Auch in der Frachtschifffahrt sind Frauen deutlich in der Minderheit, aber es gibt Fortschritte. „In der deutschen Seefahrt holen Frauen auf“, sagt Gaby Bornheim, Präsidentin des Verbands Deutscher Reeder. „Mehr als sieben Prozent der Seeleute sind Frauen – ein guter Wert, weltweit liegt der Schnitt nur bei etwa zwei Prozent.“
U-Boot-Kommandantin trifft strategische Entscheidungen
Mit Blick auf die weltpolitische Lage gewinnen U-Boote wieder an strategischer Bedeutung. „U-Boote erfüllen viele Funktionen“, sagt Militärhistoriker Sönke Neitzel. „Sie sind wichtig für Aufklärung: Man sieht sie nicht, man hört sie nicht – weil sie extrem leise sind.

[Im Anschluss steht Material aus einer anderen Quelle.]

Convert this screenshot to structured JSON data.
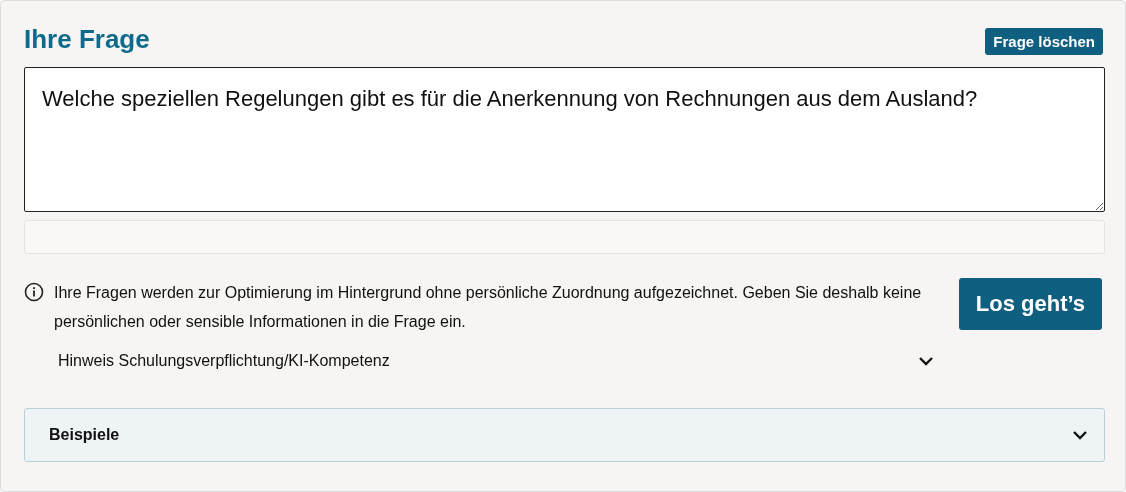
{
  "title": "Ihre Frage",
  "clear_button": "Frage löschen",
  "question": {
    "value": "Welche speziellen Regelungen gibt es für die Anerkennung von Rechnungen aus dem Ausland?"
  },
  "notice": "Ihre Fragen werden zur Optimierung im Hintergrund ohne persönliche Zuordnung aufgezeichnet. Geben Sie deshalb keine persönlichen oder sensible Informationen in die Frage ein.",
  "submit_button": "Los geht’s",
  "hint": {
    "label": "Hinweis Schulungsverpflichtung/KI-Kompetenz",
    "expanded": false
  },
  "examples": {
    "label": "Beispiele",
    "expanded": false
  }
}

So können sie geheim operieren.“ Sie seien auch in der Lage, Spezialkräfte unbemerkt an Küsten zu bringen oder gegnerische Schiffe zu attackieren.
Auch bei der Diskussion um nukleare Teilhabe spielten sie eine Rolle, so Neitzel. „Man könnte auf deutschen U-Booten auch Marschflugkörper stationieren – etwa französische, auch mit französischen Nukleargefechtsköpfen.“ Ihre Präsenz zwinge den Gegner zur Reaktion. „Wer U-Boote in die Ostsee verlegt, bringt den Gegner dazu, viele Abwehrkräfte zu binden.“
Nach Ostern legt U34 wieder ab. „Wir können uns bewegen, ohne entdeckt zu werden“, erklärt Neben. Im besten Fall bleibt das moderne U-Boot unsichtbar. „Unter Wasser nutzen wir keinen Radar, nur Sonar. Wir hören mit – aber senden nichts. Unsichtbar bleiben ist das Ziel.“ Die Informationen unterscheiden sich stark von denen über Wasser.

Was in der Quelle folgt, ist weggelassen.